News and Blogs


Excerpt: Setting our Historical Context


This excerpt has been condensed and re-ordered from its original text [Submission to the B.C. Government on Accessibility Legislation] in order to provide a concise historical analysis of the colonial inception of Canada and its devastating impacts on Black and Indigenous peoples. Find the full report here.

 

The term intersectionality was coined by leading Black woman thinker, scholar, and writer in the field of critical race theory and law, Dr. Kimberlé Crenshaw, who coined the term to help explain the multiple oppressions experienced by Black women. Doctor Crenshaw describes intersectionality as a lens through which you can see where power comes and collides, where it interlocks and intersects. This academic and mainstream term is now at the forefront of national conversations about racial justice, ableism, identity politics, and policing — and over the years has helped shape legal discussions. 

It is within this framework that we understand the relationship between the enslavement of Africans and urbanization as one that must continue to be examined, as the trans-Atlantic slave trade not only transformed the global economy but set the ground work for the emergence and development of maritime cities and towns. As colonial authorities settled and colonized the Americas, manipulation and segregation as a form of power and coercion operated through a ‘sanitation syndrome’ to convince white settlers that the Indigenous population and the enslaved Black labour force posed a viable threat to the health of European settlers. As a result, the Indigenous population was dramatically displaced and reduced in numbers. Those that survived were segregated and relegated to federal reserves.

Whether we choose to recognize them or not, hierarchies of racial exclusion have always been deliberately and strategically designed into our built and economic environment; beginning with the colonization and enslavement of African people. When considering space, place and history, Black presence in Canada, since the 1600s, is inextricably linked to the history of the enslavement of African people and the colonial economic enterprise of the time (The Canadian Encyclopedia, 2019). In order to move forward with the North American colonial project, Europeans had to conceptualize Africans as deformed beings “between human and animal and as such only fit for servitude” (James Hunt, On the Negro's Place in Nature, 1864 ).

….

Today, we live in cities that have been split and dissected into parts that are a product of their histories, the ‘native city’, the ‘black and racialized city’ and the ‘healthy livable white city,’ also perceived to be the only “true part of the city.” We saw this across Canada, and here in British Columbia through racial and exclusionary zoning and the expansion of racial restrictive covenants. These covenants divided neighbourhoods and forbade the Indigenous population along with racialized communities including 'Asiatics and people of African descent' from purchasing property in "whites only" subdivisions (CBC, 2014)...For example, we saw this exact scenario play out – right here in Canada - in Vancouver with Hogan’s Alley, where the first and last substantial Black community existed and was expelled with the construction of the viaducts. A Black neighbourhood was decimated by automobile infrastructure - a highway. 

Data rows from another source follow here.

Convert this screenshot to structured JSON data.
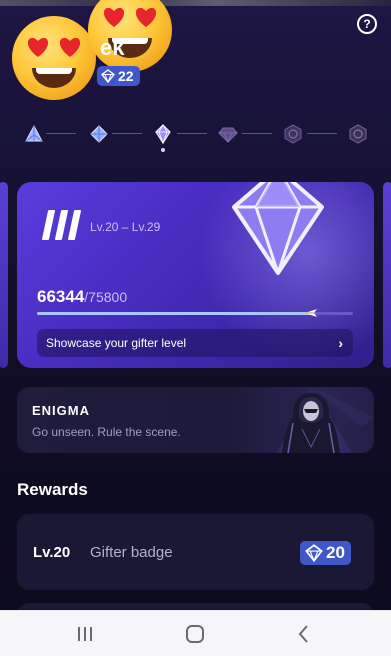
{
  "header": {
    "username": "ek",
    "level_badge": "22",
    "help_icon": "help-circle-icon"
  },
  "level_track": {
    "nodes": [
      "triangle-gem-icon",
      "diamond-gem-icon",
      "octahedron-gem-icon",
      "dark-gem-icon",
      "hexagon-gem-icon",
      "hexagon-gem-icon"
    ],
    "current_index": 2
  },
  "tier_card": {
    "tier_numeral": "III",
    "level_range": "Lv.20 – Lv.29",
    "points_current": "66344",
    "points_total": "/75800",
    "progress": 0.875,
    "showcase_label": "Showcase your gifter level",
    "chevron": "›"
  },
  "enigma": {
    "title": "ENIGMA",
    "subtitle": "Go unseen. Rule the scene."
  },
  "rewards": {
    "title": "Rewards",
    "items": [
      {
        "level": "Lv.20",
        "name": "Gifter badge",
        "badge_value": "20"
      }
    ]
  },
  "nav": {
    "recents": "recents-icon",
    "home": "home-icon",
    "back": "back-icon"
  },
  "colors": {
    "accent": "#3f57c9",
    "card": "#4a2ec4",
    "background": "#100d26"
  }
}
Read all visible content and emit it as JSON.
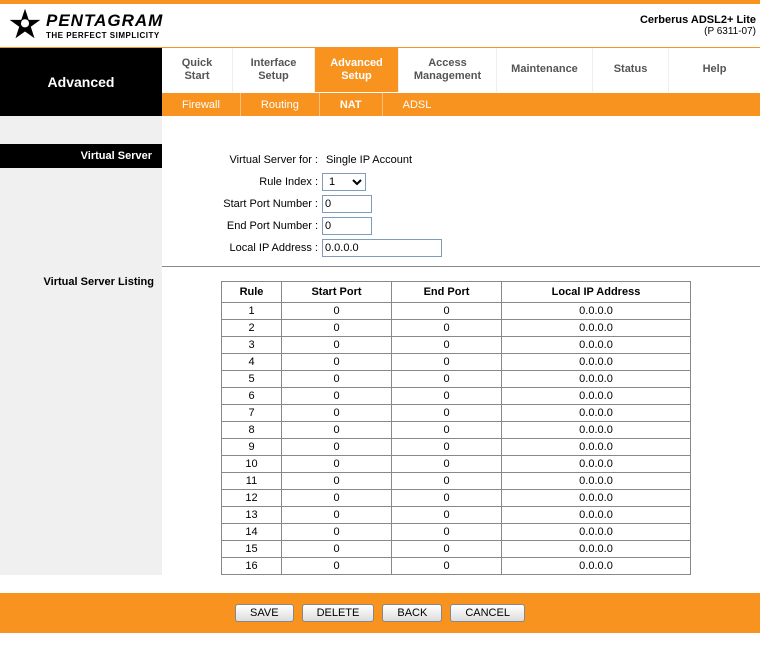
{
  "brand": {
    "name": "PENTAGRAM",
    "tagline": "THE PERFECT SIMPLICITY"
  },
  "device": {
    "name": "Cerberus ADSL2+ Lite",
    "model": "(P 6311-07)"
  },
  "nav": {
    "title": "Advanced",
    "tabs": [
      {
        "l1": "Quick",
        "l2": "Start"
      },
      {
        "l1": "Interface",
        "l2": "Setup"
      },
      {
        "l1": "Advanced",
        "l2": "Setup"
      },
      {
        "l1": "Access",
        "l2": "Management"
      },
      {
        "l1": "Maintenance",
        "l2": ""
      },
      {
        "l1": "Status",
        "l2": ""
      },
      {
        "l1": "Help",
        "l2": ""
      }
    ],
    "subtabs": [
      "Firewall",
      "Routing",
      "NAT",
      "ADSL"
    ]
  },
  "side": {
    "heading": "Virtual Server",
    "listing_label": "Virtual Server Listing"
  },
  "form": {
    "vs_for_label": "Virtual Server for :",
    "vs_for_value": "Single IP Account",
    "rule_index_label": "Rule Index :",
    "rule_index_value": "1",
    "start_port_label": "Start Port Number :",
    "start_port_value": "0",
    "end_port_label": "End Port Number :",
    "end_port_value": "0",
    "local_ip_label": "Local IP Address :",
    "local_ip_value": "0.0.0.0"
  },
  "table": {
    "headers": [
      "Rule",
      "Start Port",
      "End Port",
      "Local IP Address"
    ],
    "rows": [
      {
        "rule": "1",
        "start": "0",
        "end": "0",
        "ip": "0.0.0.0"
      },
      {
        "rule": "2",
        "start": "0",
        "end": "0",
        "ip": "0.0.0.0"
      },
      {
        "rule": "3",
        "start": "0",
        "end": "0",
        "ip": "0.0.0.0"
      },
      {
        "rule": "4",
        "start": "0",
        "end": "0",
        "ip": "0.0.0.0"
      },
      {
        "rule": "5",
        "start": "0",
        "end": "0",
        "ip": "0.0.0.0"
      },
      {
        "rule": "6",
        "start": "0",
        "end": "0",
        "ip": "0.0.0.0"
      },
      {
        "rule": "7",
        "start": "0",
        "end": "0",
        "ip": "0.0.0.0"
      },
      {
        "rule": "8",
        "start": "0",
        "end": "0",
        "ip": "0.0.0.0"
      },
      {
        "rule": "9",
        "start": "0",
        "end": "0",
        "ip": "0.0.0.0"
      },
      {
        "rule": "10",
        "start": "0",
        "end": "0",
        "ip": "0.0.0.0"
      },
      {
        "rule": "11",
        "start": "0",
        "end": "0",
        "ip": "0.0.0.0"
      },
      {
        "rule": "12",
        "start": "0",
        "end": "0",
        "ip": "0.0.0.0"
      },
      {
        "rule": "13",
        "start": "0",
        "end": "0",
        "ip": "0.0.0.0"
      },
      {
        "rule": "14",
        "start": "0",
        "end": "0",
        "ip": "0.0.0.0"
      },
      {
        "rule": "15",
        "start": "0",
        "end": "0",
        "ip": "0.0.0.0"
      },
      {
        "rule": "16",
        "start": "0",
        "end": "0",
        "ip": "0.0.0.0"
      }
    ]
  },
  "buttons": {
    "save": "SAVE",
    "delete": "DELETE",
    "back": "BACK",
    "cancel": "CANCEL"
  }
}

We see discriminatory policies being re-enacted today during a crucial intersection of evolving crises across cities including a housing, transportation, opioid, racism, classism, ableism, environmental and gendered crisis. The shifting cultural memory of perceived discriminatory policies of the past continue to manifest intersectionally in anti-poor and ableism bylaws referred to as “Safer Streets Bylaws,’ that are being enacted across British Columbia and Canada. 

The United Nations has declared this to be the International Decade for People of African Descent (2015-2024), a declaration that acknowledges that people of African descent represent a distinctly oppressed group whose human rights have often been institutionally neglected due to anti-Black racism of which ableism is embedded within. Although the Canadian government has recognized the IDPAD, provincial and municipal recognition and measures towards the objectives of the International Decade have yet to be realized, in British Columbia, including progress towards redress, promoting the human rights and fundamental freedoms of people of African descent, and encouraging a greater knowledge of and respect for the heritage, culture, and contributions of these communities to cities across North America, including Canada and societies around the world. Moreover, apart from recognition and celebration, special additional attention must also be paid at all levels of government to community development and land use issues. This should [also] include the historical and continued housing discrimination that Black people of African descent with or without disabilities are likely to face in Canada, the historical and current displacement of Black peoples of African descent from communities through urban renewal projects, and the over-policing and racial discrimination experienced by Black peoples of African descent on public transportation through transit fare evasion policies in Canadian cities.


Amina Yasin is an Urban Planner, working across development and policy planning at the City of New Westminster, in B.C. She is also a Vancouver City Planning Commissioner, a volunteer member of Hogan's Alley Society, and Co-Chaired the Canadian Institute of Planners Social Equity Committee.